# Moving Average Window Size Determination

Is there a "correct" way of determining a moving average window/smoothing parameter (or at least a starting guess for a financial time-series?

I understand of course that in some sense, this could be considered a "hyperparameter" for let's say - a trading strategy - and that one could use some kind of cross-validation to optimize it, but frankly this has little interpretability and starts to veer into what I'd consider overfitting territory. Moreover, if one has a strong initial guess, they can tune it with the same methods in a Bayesian sense, by concentrating the prior at the given initial guess.

Is there a way to such a guess using physical or economic fundamentals/reasoning? Something I considered was computing the Fourier Transform of the time-series in question (or of its autocorrelation function?), and then take the mode of the magnitude, e.g. $$w_{\text{opt}} = \mathrm{argmax}_{\xi}|\hat{f}(\xi)|$$

but frankly I only understand Fourier Analysis from a mathematical perspective, and not its application to discretely sampled signals (e.g. time-series), so I am not sure if this is a sensible idea.
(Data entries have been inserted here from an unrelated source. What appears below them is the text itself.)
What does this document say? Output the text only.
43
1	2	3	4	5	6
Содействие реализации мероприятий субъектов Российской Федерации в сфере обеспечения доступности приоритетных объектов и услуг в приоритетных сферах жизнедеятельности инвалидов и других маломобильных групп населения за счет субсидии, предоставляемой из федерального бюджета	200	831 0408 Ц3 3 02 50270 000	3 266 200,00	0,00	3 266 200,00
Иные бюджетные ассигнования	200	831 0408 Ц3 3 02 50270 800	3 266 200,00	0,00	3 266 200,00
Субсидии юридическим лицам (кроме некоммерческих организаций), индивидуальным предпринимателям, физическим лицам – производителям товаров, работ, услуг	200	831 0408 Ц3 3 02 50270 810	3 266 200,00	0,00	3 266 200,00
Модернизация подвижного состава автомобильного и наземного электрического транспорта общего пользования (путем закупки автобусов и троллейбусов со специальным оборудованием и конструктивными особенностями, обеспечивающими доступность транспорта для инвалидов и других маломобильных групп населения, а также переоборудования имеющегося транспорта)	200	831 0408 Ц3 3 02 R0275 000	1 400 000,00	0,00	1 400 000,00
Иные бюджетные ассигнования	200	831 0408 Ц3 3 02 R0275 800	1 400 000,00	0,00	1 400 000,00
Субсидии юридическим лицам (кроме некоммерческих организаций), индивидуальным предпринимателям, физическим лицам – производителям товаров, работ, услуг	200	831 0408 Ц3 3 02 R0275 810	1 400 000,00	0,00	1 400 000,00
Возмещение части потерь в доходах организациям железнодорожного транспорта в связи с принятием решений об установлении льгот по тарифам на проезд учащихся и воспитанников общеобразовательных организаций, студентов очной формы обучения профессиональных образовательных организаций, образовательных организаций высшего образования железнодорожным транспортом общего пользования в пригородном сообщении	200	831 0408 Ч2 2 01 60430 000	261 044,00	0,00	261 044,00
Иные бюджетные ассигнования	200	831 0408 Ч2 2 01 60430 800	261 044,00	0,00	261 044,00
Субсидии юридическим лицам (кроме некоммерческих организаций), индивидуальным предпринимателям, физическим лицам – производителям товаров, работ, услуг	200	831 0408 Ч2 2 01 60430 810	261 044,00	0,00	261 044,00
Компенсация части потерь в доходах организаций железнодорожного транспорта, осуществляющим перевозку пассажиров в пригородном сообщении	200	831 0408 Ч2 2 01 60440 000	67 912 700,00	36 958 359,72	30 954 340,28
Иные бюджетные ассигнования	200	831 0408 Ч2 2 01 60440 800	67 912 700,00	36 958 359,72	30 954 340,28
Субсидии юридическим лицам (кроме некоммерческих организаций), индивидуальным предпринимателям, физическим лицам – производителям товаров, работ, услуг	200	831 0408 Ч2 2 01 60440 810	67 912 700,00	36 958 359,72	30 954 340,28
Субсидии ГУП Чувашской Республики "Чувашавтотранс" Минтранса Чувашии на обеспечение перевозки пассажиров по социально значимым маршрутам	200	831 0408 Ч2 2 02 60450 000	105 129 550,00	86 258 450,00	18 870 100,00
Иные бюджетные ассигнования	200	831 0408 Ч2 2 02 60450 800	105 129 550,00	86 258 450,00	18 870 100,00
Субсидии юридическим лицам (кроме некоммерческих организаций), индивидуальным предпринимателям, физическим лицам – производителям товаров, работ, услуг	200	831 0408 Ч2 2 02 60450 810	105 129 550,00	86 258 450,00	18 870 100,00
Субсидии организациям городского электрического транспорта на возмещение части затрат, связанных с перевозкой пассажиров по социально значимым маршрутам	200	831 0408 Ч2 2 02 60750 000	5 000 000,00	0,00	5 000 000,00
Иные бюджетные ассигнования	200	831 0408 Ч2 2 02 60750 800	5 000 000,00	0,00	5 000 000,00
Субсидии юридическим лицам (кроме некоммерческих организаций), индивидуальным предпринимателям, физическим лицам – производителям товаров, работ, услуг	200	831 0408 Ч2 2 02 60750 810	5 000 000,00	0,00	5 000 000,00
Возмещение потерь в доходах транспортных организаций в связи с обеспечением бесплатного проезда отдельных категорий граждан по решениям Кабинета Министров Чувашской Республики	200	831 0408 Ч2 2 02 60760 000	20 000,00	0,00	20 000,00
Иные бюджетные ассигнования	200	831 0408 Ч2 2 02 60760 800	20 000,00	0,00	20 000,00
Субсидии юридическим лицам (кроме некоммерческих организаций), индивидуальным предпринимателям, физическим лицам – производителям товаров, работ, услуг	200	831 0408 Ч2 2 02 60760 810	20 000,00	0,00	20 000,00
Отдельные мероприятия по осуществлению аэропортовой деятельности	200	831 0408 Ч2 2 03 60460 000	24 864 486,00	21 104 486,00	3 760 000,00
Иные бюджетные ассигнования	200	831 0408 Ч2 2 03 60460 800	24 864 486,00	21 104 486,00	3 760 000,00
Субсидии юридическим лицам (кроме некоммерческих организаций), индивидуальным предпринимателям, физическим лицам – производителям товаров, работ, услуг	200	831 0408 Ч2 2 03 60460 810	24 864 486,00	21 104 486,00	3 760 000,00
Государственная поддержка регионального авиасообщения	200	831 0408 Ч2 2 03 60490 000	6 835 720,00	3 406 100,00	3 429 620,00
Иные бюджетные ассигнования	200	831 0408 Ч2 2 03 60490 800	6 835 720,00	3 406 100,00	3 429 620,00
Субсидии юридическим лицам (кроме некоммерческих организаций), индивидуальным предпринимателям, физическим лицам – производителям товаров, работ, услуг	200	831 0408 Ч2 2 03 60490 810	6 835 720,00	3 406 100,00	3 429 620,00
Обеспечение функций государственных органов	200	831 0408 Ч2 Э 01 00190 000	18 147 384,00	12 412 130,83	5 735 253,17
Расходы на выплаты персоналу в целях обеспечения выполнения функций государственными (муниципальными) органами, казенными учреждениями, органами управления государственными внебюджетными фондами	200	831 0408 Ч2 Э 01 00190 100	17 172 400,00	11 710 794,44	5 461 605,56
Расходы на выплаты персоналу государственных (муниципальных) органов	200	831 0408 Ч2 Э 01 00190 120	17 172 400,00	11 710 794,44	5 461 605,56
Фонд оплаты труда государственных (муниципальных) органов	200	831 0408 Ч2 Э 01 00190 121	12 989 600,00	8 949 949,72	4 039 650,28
• I think you'd have to explain why you want a moving average in the first place ? Also, there is a equivalence between exponential smoothing and a moving average so you could the ES formulation because it atleast has a "parameter" to optimize over. But first question is what the MA is for ? Sep 28, 2021 at 18:58
• I have seen people use a moving average (for economic rather than financial time series) set to what they consider the average length of the business cycle. You might consider this "economic fundamentals". Sep 28, 2021 at 20:52
• Thanks @markleeds - you made me think a bit more about my question. Essentially I have some signal (a time series) that I'm using to make predictions. This signal is unfortunately noisy (e.g. oscillatory) and this noise could be considered as a measurement noise. Thus, I'd like to recover from this measurement noise a "smoother" (big air quotes) time series. The most obvious way to do such smoothing is a moving average. One can also consider a univariate Kalman filter, although this reduces to an exponential moving average anyway, Sep 28, 2021 at 20:55
• @user42108 - that makes sense, my time-series is essentially a high-frequency (say daily) coincident estimate of current GDP growth. On one hand I could set it to such a large quantity, although on the other hand, I'd like to preserve the ability for the series to respond to shocks/changes in things. Of course - these two demands are basically antithetical to each other, and of course it is another question as to which innovations are "noise" and which are true shocks to economic conditions. Sep 28, 2021 at 20:56

I don't think that there is one right way to approach this problem. However, I will give an example which I found quite interesting. The JP-Morgan risk-metrics approach was (or still is I don't know) quite popular in the industry. They use an EWMA $$\sigma_{t}^2=(1-\lambda)r_{t-1}^2+\lambda\sigma_{t-1}^2$$ to predict daily or monthly volatility. For daily returns they use $$\lambda=0.94$$ as "optimal" decay factor for every time series. As a reason for that they wrote in their 1996 technical document that it is too elaborately to calculate an optimal decay factor for every time series for different time periods.
What they did instead is that they modelled the log returns $$r_t$$ via $$r_t= \sigma_t \epsilon_t \quad , \epsilon_t \overset{iid}{\sim} {\cal N}(0,1)$$ where $$\sigma_t^2$$ is modelled via the EWMA above. Now for $$N$$ different time series, they defined the root mean squared error (RMSE) as: $$RMSE=\sqrt{\frac{1}{T}\sum_{t=1}^T(r_t^2-\sigma_t^2)^2}$$ Now let $$\hat{\lambda}_i$$ denote the optimal decay factor for time series $$i$$ (that one which minimises the RMSE) and $$\tau_i$$ the corresponding value of the RMSE. They calculated the sum of the minimum RMSE's $$\sum_{i=1}^N\tau_i$$ used this quantity to calculate an relative RMSE $$\theta_i= \frac{\tau_i}{\sum_{i=1}^N\tau_i}$$ then used this quantity to derive the weights $$\omega_i = \frac{\theta_i}{\sum_{i=1}^N\theta_i}$$ and finally got $$\lambda = \sum_{i=1}^N\omega_i\hat{\lambda}_i \approx 0.94$$ as optimal decay factor over $$N$$ time series.